Escape velocity of a body from earth is 11.2 km s$$^{-1}$$. If the radius of a planet be one-third the radius of earth and mass be one-sixth that of earth, the escape velocity from the planet is:

Escape velocity: $$v_e = \sqrt{\frac{2GM}{R}}$$.

Given: $$R_p = \frac{R_e}{3}$$ and $$M_p = \frac{M_e}{6}$$.
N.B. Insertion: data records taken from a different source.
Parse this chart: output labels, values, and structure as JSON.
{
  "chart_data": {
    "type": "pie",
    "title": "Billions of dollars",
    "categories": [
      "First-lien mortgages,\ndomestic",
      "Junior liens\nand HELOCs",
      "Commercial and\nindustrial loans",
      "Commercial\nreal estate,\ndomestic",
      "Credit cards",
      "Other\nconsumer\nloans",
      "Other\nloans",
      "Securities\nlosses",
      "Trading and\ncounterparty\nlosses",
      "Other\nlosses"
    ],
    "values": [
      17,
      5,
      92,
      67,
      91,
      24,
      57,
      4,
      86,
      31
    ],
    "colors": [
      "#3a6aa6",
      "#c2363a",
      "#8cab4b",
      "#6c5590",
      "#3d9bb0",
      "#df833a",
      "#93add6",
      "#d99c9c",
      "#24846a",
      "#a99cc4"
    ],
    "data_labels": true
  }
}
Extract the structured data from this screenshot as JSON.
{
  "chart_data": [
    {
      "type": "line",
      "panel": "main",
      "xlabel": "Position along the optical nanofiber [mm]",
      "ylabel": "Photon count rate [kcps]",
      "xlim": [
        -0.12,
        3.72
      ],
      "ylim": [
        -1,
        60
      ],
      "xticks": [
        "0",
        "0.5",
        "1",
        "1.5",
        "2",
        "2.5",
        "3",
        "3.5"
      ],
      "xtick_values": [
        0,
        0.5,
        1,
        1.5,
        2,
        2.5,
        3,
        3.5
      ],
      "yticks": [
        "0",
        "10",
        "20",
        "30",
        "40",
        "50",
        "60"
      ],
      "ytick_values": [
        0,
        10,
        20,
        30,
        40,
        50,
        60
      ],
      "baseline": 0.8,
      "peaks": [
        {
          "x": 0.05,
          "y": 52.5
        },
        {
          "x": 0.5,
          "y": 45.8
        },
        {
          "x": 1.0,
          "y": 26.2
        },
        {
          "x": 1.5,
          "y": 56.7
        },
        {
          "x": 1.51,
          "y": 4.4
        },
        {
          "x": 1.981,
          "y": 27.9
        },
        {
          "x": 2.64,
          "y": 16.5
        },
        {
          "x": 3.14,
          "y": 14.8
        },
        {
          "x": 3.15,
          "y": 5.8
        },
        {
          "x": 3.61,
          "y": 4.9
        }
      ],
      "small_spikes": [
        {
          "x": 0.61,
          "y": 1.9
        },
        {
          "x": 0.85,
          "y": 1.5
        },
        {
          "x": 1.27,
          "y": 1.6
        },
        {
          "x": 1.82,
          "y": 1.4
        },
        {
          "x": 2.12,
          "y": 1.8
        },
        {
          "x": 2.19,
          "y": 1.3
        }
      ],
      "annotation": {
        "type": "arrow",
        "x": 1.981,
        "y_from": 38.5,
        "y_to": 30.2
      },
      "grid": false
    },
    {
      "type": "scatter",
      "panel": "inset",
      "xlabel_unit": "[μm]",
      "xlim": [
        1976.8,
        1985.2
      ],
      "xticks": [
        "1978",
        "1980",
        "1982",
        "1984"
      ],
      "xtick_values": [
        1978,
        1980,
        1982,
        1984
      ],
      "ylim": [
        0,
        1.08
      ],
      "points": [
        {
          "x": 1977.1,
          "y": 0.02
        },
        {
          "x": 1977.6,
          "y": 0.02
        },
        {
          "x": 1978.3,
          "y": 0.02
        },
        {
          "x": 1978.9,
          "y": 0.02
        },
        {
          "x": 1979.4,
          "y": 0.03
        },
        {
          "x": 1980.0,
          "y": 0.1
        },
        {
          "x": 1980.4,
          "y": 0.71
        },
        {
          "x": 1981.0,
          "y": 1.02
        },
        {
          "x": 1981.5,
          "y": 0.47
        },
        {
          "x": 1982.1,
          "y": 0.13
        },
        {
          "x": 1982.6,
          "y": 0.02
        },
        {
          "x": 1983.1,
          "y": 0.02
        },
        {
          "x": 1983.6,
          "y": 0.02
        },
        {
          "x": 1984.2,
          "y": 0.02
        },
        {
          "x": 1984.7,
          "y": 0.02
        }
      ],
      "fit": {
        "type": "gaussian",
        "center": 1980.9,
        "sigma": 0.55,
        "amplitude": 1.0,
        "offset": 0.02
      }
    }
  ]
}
$$\frac{v_p}{v_e} = \sqrt{\frac{M_p/R_p}{M_e/R_e}} = \sqrt{\frac{M_p \cdot R_e}{M_e \cdot R_p}} = \sqrt{\frac{(M_e/6) \cdot R_e}{M_e \cdot (R_e/3)}} = \sqrt{\frac{1/6}{1/3}} = \sqrt{\frac{1}{2}} = \frac{1}{\sqrt{2}}$$

$$v_p = \frac{11.2}{\sqrt{2}} = \frac{11.2 \times \sqrt{2}}{2} = 5.6\sqrt{2} \approx 7.92 \text{ km/s}$$

The answer is Option (4): $$\boxed{7.9 \text{ km s}^{-1}}$$.